On apprend qu’il s’est baptisé lui-même « Les Progressistes », ou « Le Progressiste », l’utilité du pluriel de l’appellation restant à démontrer étant donné que la plupart du temps Michel c’est plutôt Je marche seul / En oubliant les heures / Je marche seul / Sans témoin, sans personne.

Mais on se dit que pour être moins seul il aurait dû se marier avec Gomes et Calédonie Ensemble vu qu’il lui a piqué tous ses thèmes et toutes ses formules (et même son gâteau à l’anniversaire du Palika…) : le jour d’après à préparer, l’indépendance qui se résume à un siège à l’ONU et dont tous les Calédoniens se foutent il paraît, la production locale avec sainte FINC-priez-pour-nous, l’émancipation réussie, la TGC compétitivité…
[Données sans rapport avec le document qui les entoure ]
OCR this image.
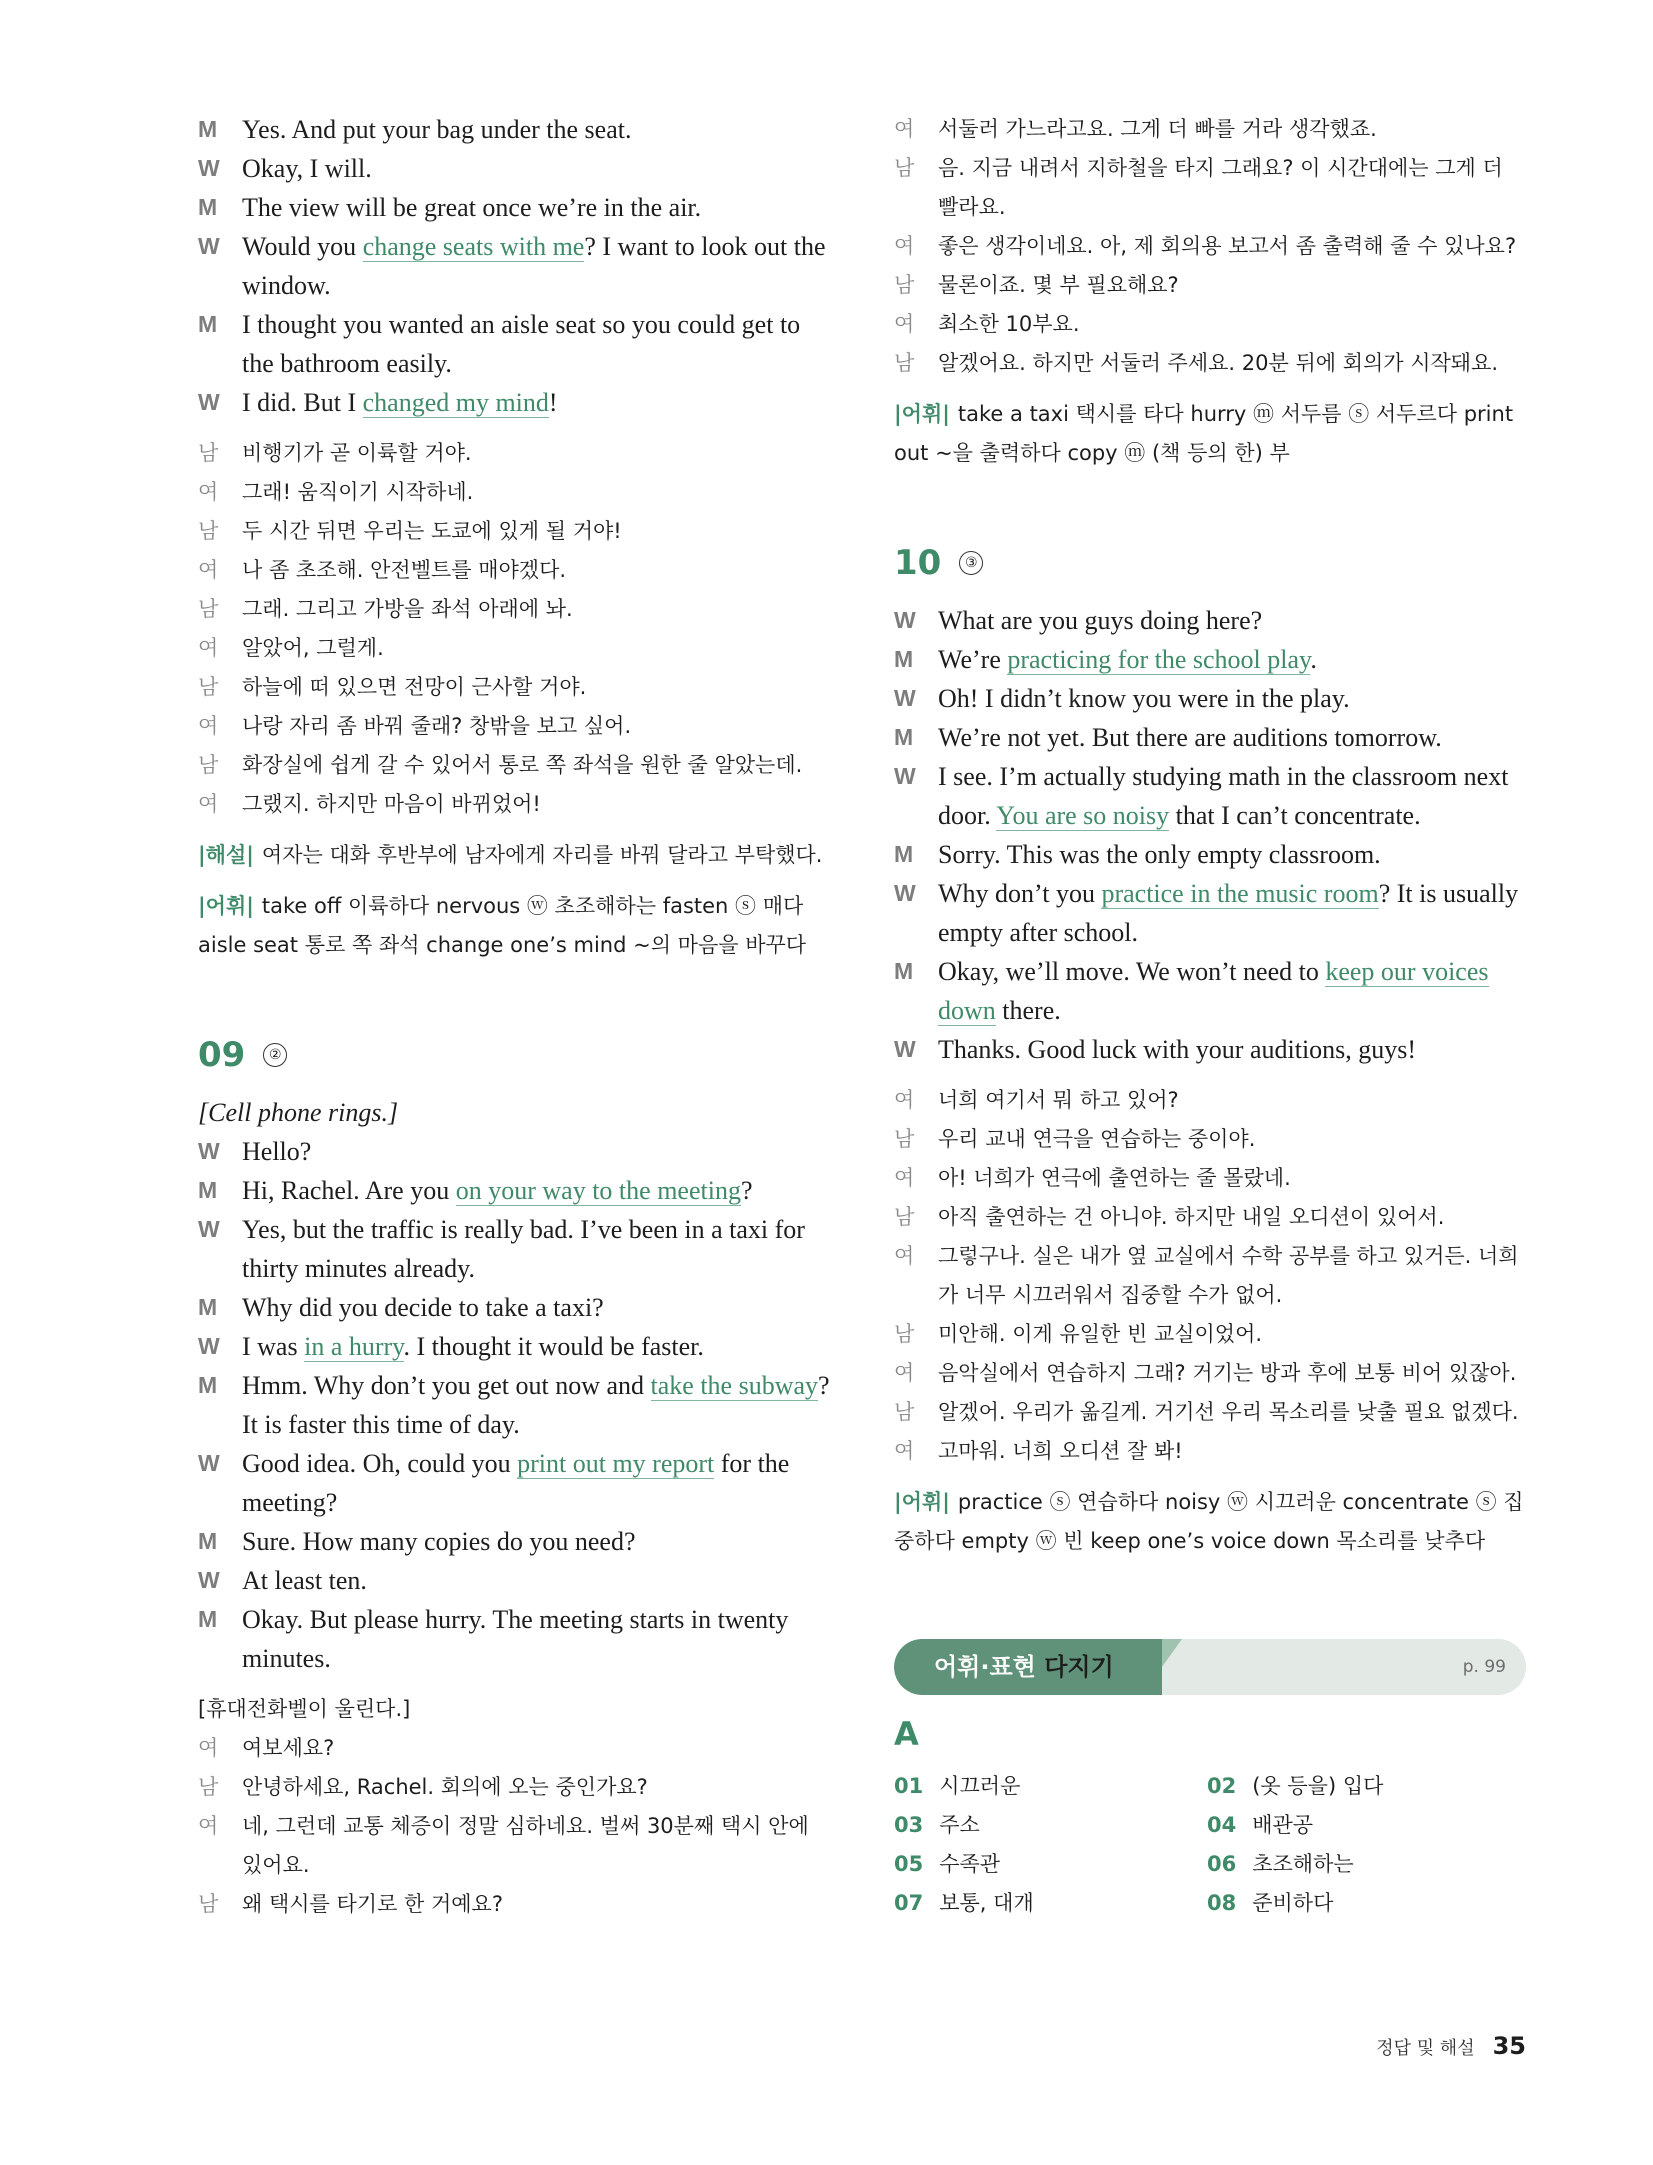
M Yes. And put your bag under the seat.
W Okay, I will.
M The view will be great once we’re in the air.
W Would you change seats with me? I want to look out the window.
M I thought you wanted an aisle seat so you could get to the bathroom easily.
W I did. But I changed my mind!
남 비행기가 곧 이륙할 거야.
여 그래! 움직이기 시작하네.
남 두 시간 뒤면 우리는 도쿄에 있게 될 거야!
여 나 좀 초조해. 안전벨트를 매야겠다.
남 그래. 그리고 가방을 좌석 아래에 놔.
여 알았어, 그럴게.
남 하늘에 떠 있으면 전망이 근사할 거야.
여 나랑 자리 좀 바꿔 줄래? 창밖을 보고 싶어.
남 화장실에 쉽게 갈 수 있어서 통로 쪽 좌석을 원한 줄 알았는데.
여 그랬지. 하지만 마음이 바뀌었어!
|해설| 여자는 대화 후반부에 남자에게 자리를 바꿔 달라고 부탁했다.
|어휘| take off 이륙하다 nervous ⓦ 초조해하는 fasten ⓢ 매다 aisle seat 통로 쪽 좌석 change one’s mind ~의 마음을 바꾸다
09 ②
[Cell phone rings.]
W Hello?
M Hi, Rachel. Are you on your way to the meeting?
W Yes, but the traffic is really bad. I’ve been in a taxi for thirty minutes already.
M Why did you decide to take a taxi?
W I was in a hurry. I thought it would be faster.
M Hmm. Why don’t you get out now and take the subway? It is faster this time of day.
W Good idea. Oh, could you print out my report for the meeting?
M Sure. How many copies do you need?
W At least ten.
M Okay. But please hurry. The meeting starts in twenty minutes.
[휴대전화벨이 울린다.]
여 여보세요?
남 안녕하세요, Rachel. 회의에 오는 중인가요?
여 네, 그런데 교통 체증이 정말 심하네요. 벌써 30분째 택시 안에 있어요.
남 왜 택시를 타기로 한 거예요?
여 서둘러 가느라고요. 그게 더 빠를 거라 생각했죠.
남 음. 지금 내려서 지하철을 타지 그래요? 이 시간대에는 그게 더 빨라요.
여 좋은 생각이네요. 아, 제 회의용 보고서 좀 출력해 줄 수 있나요?
남 물론이죠. 몇 부 필요해요?
여 최소한 10부요.
남 알겠어요. 하지만 서둘러 주세요. 20분 뒤에 회의가 시작돼요.
|어휘| take a taxi 택시를 타다 hurry ⓜ 서두름 ⓢ 서두르다 print out ~을 출력하다 copy ⓜ (책 등의 한) 부
10 ③
W What are you guys doing here?
M We’re practicing for the school play.
W Oh! I didn’t know you were in the play.
M We’re not yet. But there are auditions tomorrow.
W I see. I’m actually studying math in the classroom next door. You are so noisy that I can’t concentrate.
M Sorry. This was the only empty classroom.
W Why don’t you practice in the music room? It is usually empty after school.
M Okay, we’ll move. We won’t need to keep our voices down there.
W Thanks. Good luck with your auditions, guys!
여 너희 여기서 뭐 하고 있어?
남 우리 교내 연극을 연습하는 중이야.
여 아! 너희가 연극에 출연하는 줄 몰랐네.
남 아직 출연하는 건 아니야. 하지만 내일 오디션이 있어서.
여 그렇구나. 실은 내가 옆 교실에서 수학 공부를 하고 있거든. 너희가 너무 시끄러워서 집중할 수가 없어.
남 미안해. 이게 유일한 빈 교실이었어.
여 음악실에서 연습하지 그래? 거기는 방과 후에 보통 비어 있잖아.
남 알겠어. 우리가 옮길게. 거기선 우리 목소리를 낮출 필요 없겠다.
여 고마워. 너희 오디션 잘 봐!
|어휘| practice ⓢ 연습하다 noisy ⓦ 시끄러운 concentrate ⓢ 집중하다 empty ⓦ 빈 keep one’s voice down 목소리를 낮추다
어휘·표현 다지기	p. 99
A
01 시끄러운	02 (옷 등을) 입다
03 주소	04 배관공
05 수족관	06 초조해하는
07 보통, 대개	08 준비하다
정답 및 해설 35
Et ça n’a pas échappé à Alexandre Rosada qui lui demandé si finalement CE lui convenait. L’autre n’a pas dit non mais n’a pas répondu quand même qu’il ratisserait des zoreilles de gauche pour les offrir à Philippe.

Le journaliste ne l’a pas trop embêté je trouve… mais il lui a pourtant indiqué quelques contradictions : pas indépendantiste mais désormais indépendant du PS et des partis nationaux, pas indépendantiste mais maqué avec le Palika pour la primaire de la gauche. Primaire pour laquelle on est surpris d’apprendre qu’ils ouvrent 20 bureaux alors qu’on n’est pas sûr qu’ils auront 20 électeurs…

Parmi les non-réponses ou coups langue de bois pittoresques on aura eu droit à un grand silence sur son candidat de gauche préféré, à une transformation pudique des milices encouragées par la mairie du Mont-Dore par le beaucoup plus pudique terme « associations », à une légalisation du cannabis qui assurera à coup sûr la fin du cannabis,

Quant au référendum, notre secrétaire général des Progressistes s’est transformé en madame la marquise pour nous affirmer que tout allait très bien et que tout irait très bien puis « les esprits sont bien calmés ». Ah oui Micjhel ?! Bah si tu l’dis…

Rosada n’a été très bon mais finalement Jorda est excellent, lui, pour se ridiculiser tout seul.